Los trabajos de don Joaquín

marfuerte @ 01:57

Rescatado El ‘Repertorio Americano’ vive en una colección completa, ubicada en la unaLiteraturaLos trabajos de don Joaquín

Bértold Salas Murillo | bsalas@una.ac.cr
Durante casi cuarenta años, entre 1919 y 1958, fue un trabajo de “goma y tijeras”, como don Joaquín solía llamar a las tareas de un editor: encontrarse con textos ajenos para llevarlos a ese público suyo; lidiar con las pruebas de imprenta y el correo, y buscar quién patrocinara su revista, la comprara, o escribiera en ella.

Es imposible separar Repertorio Americano de la figura de Joaquín García Monge, su único editor. Sin embargo, fueron escasas las oportunidades en las que él escribió: media docena de ensayos y algunas notas al lector –generalmente como intermediario en una polémica–, a través de unas 19.000 páginas.

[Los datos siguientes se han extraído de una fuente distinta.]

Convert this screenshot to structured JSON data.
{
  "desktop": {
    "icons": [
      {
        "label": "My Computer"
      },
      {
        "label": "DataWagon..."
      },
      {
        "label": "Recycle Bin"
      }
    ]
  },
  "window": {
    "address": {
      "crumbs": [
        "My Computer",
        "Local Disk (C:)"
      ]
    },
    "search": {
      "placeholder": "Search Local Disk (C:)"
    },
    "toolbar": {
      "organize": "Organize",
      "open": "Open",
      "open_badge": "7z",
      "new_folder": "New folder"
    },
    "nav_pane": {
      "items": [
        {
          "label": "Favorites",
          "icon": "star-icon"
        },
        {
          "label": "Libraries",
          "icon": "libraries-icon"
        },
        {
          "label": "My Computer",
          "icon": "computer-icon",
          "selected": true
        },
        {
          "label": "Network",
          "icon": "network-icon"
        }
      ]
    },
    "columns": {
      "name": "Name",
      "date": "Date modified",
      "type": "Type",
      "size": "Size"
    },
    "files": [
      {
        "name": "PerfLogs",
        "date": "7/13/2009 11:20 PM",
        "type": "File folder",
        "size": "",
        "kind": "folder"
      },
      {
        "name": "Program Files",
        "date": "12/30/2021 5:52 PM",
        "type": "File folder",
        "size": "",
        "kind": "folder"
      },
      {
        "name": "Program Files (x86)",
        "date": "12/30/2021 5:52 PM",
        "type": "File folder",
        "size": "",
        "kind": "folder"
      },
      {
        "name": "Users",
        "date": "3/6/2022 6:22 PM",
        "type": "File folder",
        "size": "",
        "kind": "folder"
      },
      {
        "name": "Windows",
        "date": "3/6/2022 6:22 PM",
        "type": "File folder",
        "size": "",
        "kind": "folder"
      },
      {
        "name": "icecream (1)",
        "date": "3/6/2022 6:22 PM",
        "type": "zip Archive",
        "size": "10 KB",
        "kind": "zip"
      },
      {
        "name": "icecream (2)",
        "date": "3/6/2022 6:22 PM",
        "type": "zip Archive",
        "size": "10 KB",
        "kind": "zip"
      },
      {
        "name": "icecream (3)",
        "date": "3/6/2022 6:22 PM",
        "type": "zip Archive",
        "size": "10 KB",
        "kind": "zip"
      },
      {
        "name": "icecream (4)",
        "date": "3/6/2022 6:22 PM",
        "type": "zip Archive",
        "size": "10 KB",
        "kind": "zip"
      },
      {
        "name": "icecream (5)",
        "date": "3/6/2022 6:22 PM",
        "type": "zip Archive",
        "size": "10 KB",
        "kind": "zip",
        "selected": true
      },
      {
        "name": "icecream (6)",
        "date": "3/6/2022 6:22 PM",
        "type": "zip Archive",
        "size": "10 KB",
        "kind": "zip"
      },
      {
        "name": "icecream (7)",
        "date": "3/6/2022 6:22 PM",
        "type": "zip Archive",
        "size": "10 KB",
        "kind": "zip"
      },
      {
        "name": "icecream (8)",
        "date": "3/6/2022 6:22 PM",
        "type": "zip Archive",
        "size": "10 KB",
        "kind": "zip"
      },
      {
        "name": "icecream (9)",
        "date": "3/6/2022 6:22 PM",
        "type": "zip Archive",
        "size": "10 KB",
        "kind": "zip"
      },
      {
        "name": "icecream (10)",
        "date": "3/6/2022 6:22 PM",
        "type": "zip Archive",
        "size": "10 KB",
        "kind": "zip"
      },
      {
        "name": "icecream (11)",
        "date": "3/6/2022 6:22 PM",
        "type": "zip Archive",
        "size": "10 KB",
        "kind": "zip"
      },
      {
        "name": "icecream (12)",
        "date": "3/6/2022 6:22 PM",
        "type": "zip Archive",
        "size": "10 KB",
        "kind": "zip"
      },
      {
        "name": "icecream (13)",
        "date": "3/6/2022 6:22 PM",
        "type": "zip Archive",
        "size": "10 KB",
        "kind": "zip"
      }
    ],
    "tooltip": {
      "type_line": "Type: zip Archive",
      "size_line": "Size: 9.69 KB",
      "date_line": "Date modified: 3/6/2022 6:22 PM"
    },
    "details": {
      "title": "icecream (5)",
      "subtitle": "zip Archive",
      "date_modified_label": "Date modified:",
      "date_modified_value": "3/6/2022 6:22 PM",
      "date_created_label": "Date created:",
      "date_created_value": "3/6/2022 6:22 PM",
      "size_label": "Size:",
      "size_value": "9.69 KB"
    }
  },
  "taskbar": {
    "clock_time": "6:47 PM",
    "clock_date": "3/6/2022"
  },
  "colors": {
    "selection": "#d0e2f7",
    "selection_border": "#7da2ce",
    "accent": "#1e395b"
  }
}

La invisibilidad de García Monge es uno de los tantos detalles significativos que surgen tras un repaso por los 1.185 números del Repertorio Americano , revista preparada en una oficinita a 100 metros al norte de la iglesia de La Soledad, en San José, y leída por intelectuales de todo el continente.

Material de consulta para investigadores de ciencias y humanidades, el Repertorio americano ocupa un lugar privilegiado en las bibliotecas de numerosas universidades del norte y del sur del continente.

En nuestro país, el público encuentra tres colecciones íntegras en la Universidad de Costa Rica (UCR), la Biblioteca Nacional y la Universidad Nacional (UNA). Esta última es resguardada por el Programa Repertorio Americano , del Instituto de Estudios Latinoamericanos (IDELA), que dirige Julián González.

Recién pensionado como profesor de Literatura en la UNA y de Francés de la UCR, González continúa ad honorem con el trabajo al que ha dedicado más de 30 años. Este es resguardar el Repertorio Americano y promover el estudio y la difusión de esas páginas, que dicen tanto sobre Costa Rica y América.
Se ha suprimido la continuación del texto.